Глава восемьдесят четвертая

Через сутки я был уже в Москве, а на третий день, усаживаясь в вагон петербургской дороги, очутился нос к носу с моим уездным знакомцем и решительным посредником Готовцевым.

– Батюшка мой? Вас ли я вижу? – восклицает он, окидывая меня величественным взглядом.

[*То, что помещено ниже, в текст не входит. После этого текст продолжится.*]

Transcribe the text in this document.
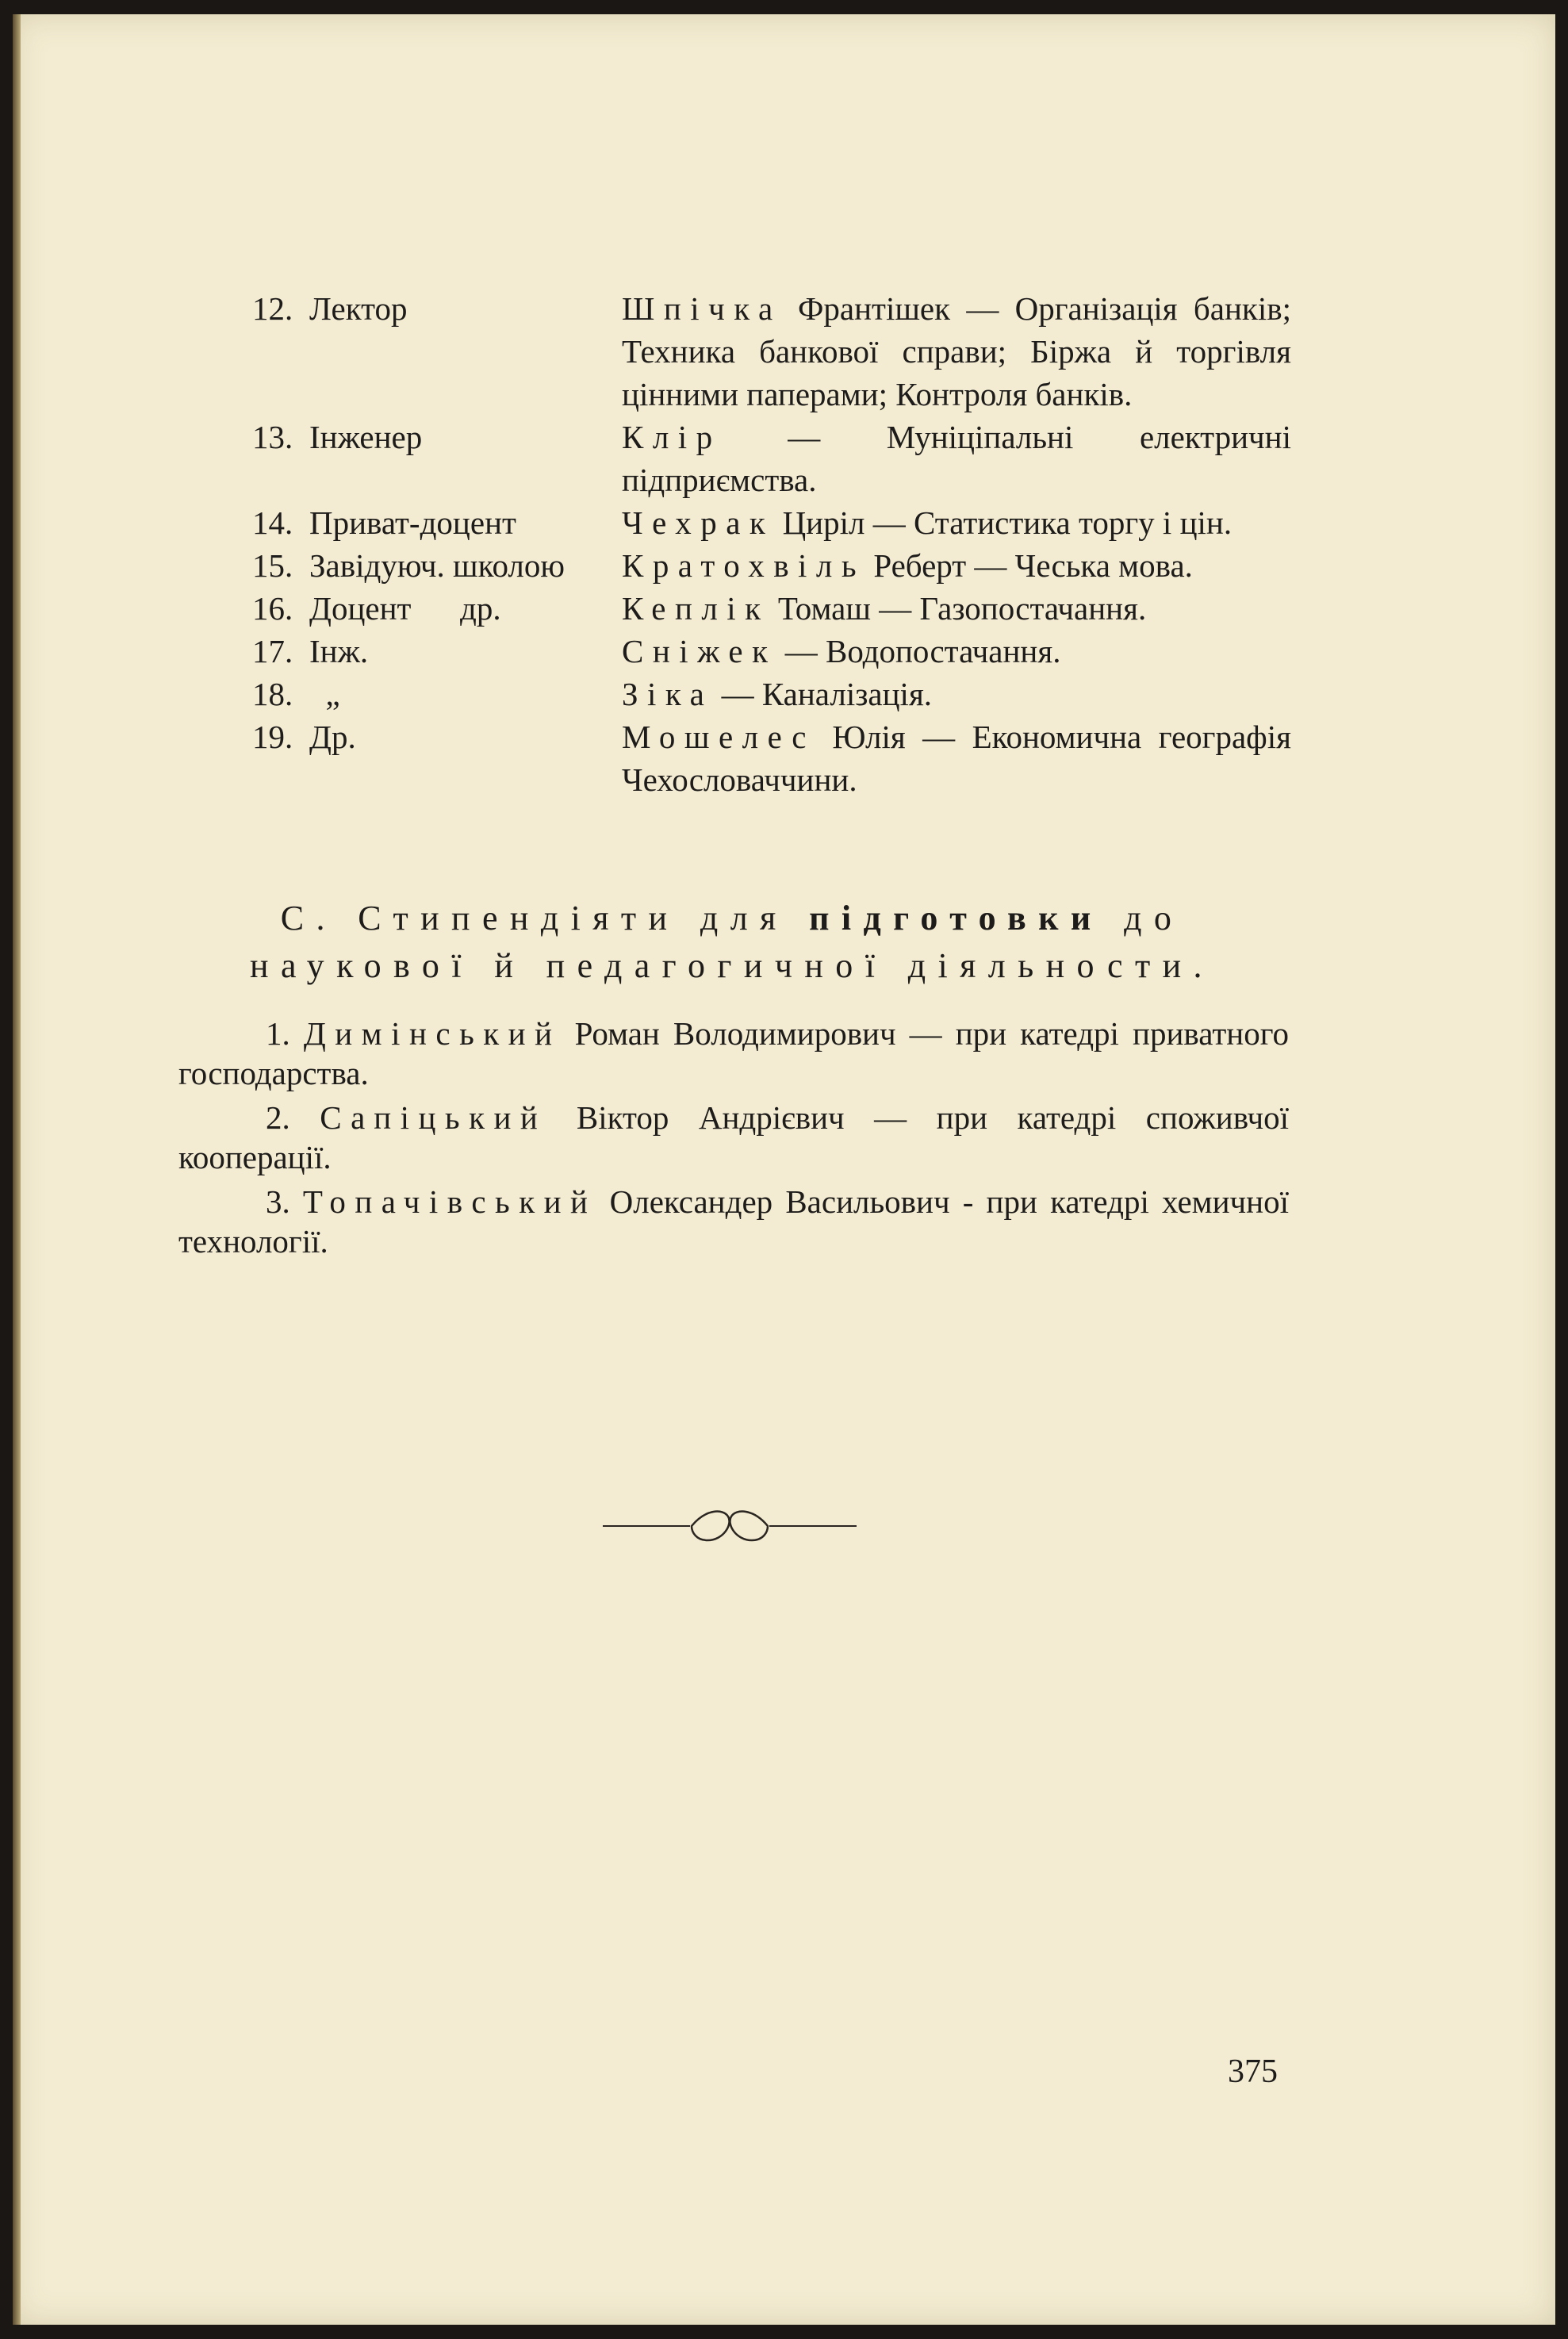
12. Лектор	Шпічка Франтішек — Організація банків; Техника банкової справи; Біржа й торгівля цінними паперами; Контроля банків.
13. Інженер	Клір — Муніціпальні електричні підприємства.
14. Приват-доцент	Чехрак Циріл — Статистика торгу і цін.
15. Завідуюч. школою	Кратохвіль Реберт — Чеська мова.
16. Доцент      др.	Кеплік Томаш — Газопостачання.
17. Інж.	Сніжек — Водопостачання.
18. „	Зіка — Каналізація.
19. Др.	Мошелес Юлія — Економична географія Чехословаччини.
С. Стипендіяти для підготовки до наукової й педагогичної діяльности.

1. Димінський Роман Володимирович — при катедрі приватного господарства.

2. Сапіцький Віктор Андрієвич — при катедрі споживчої кооперації.

3. Топачівський Олександер Васильович - при катедрі хемичної технології.

375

Я говорю, что, с своей стороны, могу более подивиться, он ли это?

– Отчего же?

– Да оттого, что вы так недавно были заняты службой.

– Полноте, бога ради; я уж совсем там не служу; меня они , бездельники, ведь под суд отдали.

– За школы?

– Представьте, да , за школы. Прежде воспользовались ими и получили благодарность за устройство, а потом… Подлец, батюшка, ваш Фортунатов! Губернатор человек нерешительный, но он благороднее: он вспомнил меня и сказал: "Надо бы и Готовцева к чему-нибудь представить". А бездельник Фортунатов: "Представить бы, говорит, его к ордену бешеной собаки !" Ну не скот ли и не циник ли? Пошел доказывать, что меня надо… подобрать… а губернатор без решимости… он сейчас и согласен, и меня не только не наградили, а остановили на половине дела; а тут еще земство начинает действовать и тоже взялось за меня, и вот я под судом и еду в Петербург в министерство, чтоб искать опоры; и… буду там служить, но уж это чертово земство пропеку-с! Да-с, пропеку. Вы как?

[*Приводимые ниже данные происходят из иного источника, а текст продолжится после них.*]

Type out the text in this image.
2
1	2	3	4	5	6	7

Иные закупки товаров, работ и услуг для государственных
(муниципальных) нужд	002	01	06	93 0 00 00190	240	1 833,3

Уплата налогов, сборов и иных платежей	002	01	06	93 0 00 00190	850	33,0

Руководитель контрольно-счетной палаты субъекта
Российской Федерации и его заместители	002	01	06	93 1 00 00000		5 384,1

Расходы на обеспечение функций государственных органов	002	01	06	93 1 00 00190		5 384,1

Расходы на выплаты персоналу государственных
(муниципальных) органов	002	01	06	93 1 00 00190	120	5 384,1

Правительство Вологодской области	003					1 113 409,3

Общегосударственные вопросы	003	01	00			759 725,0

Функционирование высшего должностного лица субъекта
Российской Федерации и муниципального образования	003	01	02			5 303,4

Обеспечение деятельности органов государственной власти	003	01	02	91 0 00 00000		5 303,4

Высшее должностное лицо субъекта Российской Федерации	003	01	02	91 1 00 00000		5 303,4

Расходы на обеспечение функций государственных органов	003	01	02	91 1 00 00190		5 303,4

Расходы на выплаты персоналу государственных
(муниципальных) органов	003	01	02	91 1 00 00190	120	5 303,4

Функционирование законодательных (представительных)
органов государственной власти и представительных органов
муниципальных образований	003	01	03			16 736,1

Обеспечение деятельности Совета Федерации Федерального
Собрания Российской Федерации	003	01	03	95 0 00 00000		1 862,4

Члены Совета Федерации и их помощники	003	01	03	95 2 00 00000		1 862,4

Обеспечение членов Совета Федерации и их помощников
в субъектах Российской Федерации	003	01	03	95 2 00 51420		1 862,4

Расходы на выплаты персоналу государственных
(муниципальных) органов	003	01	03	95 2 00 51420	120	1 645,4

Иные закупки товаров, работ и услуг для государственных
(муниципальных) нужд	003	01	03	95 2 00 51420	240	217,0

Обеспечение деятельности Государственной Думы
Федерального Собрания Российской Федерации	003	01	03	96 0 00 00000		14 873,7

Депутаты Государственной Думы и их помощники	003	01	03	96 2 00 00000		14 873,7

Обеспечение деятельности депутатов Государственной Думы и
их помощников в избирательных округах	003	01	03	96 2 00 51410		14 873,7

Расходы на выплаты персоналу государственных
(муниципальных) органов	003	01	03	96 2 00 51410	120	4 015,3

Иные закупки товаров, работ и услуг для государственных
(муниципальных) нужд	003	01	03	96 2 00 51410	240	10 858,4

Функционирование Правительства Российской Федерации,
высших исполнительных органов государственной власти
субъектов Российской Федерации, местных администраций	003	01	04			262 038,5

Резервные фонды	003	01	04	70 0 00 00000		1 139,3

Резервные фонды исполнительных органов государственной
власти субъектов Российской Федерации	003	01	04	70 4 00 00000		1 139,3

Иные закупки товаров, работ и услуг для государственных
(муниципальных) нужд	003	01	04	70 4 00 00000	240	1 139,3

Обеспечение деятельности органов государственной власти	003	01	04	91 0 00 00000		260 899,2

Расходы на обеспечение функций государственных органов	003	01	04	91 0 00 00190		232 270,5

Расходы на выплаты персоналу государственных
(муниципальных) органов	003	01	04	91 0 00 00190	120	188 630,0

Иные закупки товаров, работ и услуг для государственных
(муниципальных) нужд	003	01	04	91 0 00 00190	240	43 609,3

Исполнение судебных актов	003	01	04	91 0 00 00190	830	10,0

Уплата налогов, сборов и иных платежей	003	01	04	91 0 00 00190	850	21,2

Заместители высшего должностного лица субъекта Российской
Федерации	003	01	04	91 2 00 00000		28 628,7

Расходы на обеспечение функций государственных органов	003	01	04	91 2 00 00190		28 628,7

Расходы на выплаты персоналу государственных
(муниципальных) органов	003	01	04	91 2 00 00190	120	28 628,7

– Со мной, – хвалюсь, – поступили тоже не хуже, чем с вами, довольно решительно, – и рассказываю ему, как меня выслали.

Готовцев сатирически улыбнулся.

– И вы, – говорит, – этакую всякую меру считаете "довольно решительною"?

– А вы нет?

– Еще бы! Я бы вас за это не выслал, а к Макару телят гонять послал.

– Но за что же-с? позвольте узнать.

– А-а! не участвуйте в комплотах. Я вам признаюсь, ведь все ваше поведение для меня было всегда очень подозрительно; я и сам думал, что вы за господин такой, что ко всем ездите и всех просите: "посоветуйте мне, бога ради", да все твердите: "народ, села, села, народ"… Эй, вы, вы!.. – продолжал он, взглядывая на меня проницательно и грозя мне пальцем пред самым носом. – Губернатора вы могли надувать, но уж меня-то вы не надули: я сразу понял, что в вашем поведении что-то есть, и (добавил он в другом тоне) вы если проиграли вашу нынешнюю ставку, то проиграли единственно чрез свою нерешительность. Почему вы мне прямо не высказались?

– В чем-с, милостивый государь, в чем?

– Конституционалист вы или радикал? Выскажитесь вы, и я бы вам рискнул высказаться, что я сам готов сюда Гамбетту, да-с, да-с, не Дерби, как этот губернатор желает, а прямо Рошфора сюда и непримиримого Гамбетту сюда вытребовать… Я самый решительный человек в России!

– Нет, позвольте уж вас перебить: если на то пошло, так я знаю человека, который гораздо решительнее вас.

– Это кто?

– Генерал Перлов; он прямо говорит, что если б его воля, то он всю Европу бы перепорол, а всех нас перевешал бы.

– Да… но вы забываете, что ведь между нами с Перловым лежит бездна: он всех хочет перевешать, а я ведь против смертной казни, и, в случае чего-нибудь, я бы первых таких господ самих перевешал, – отвечал, отворачиваясь, Готовцев.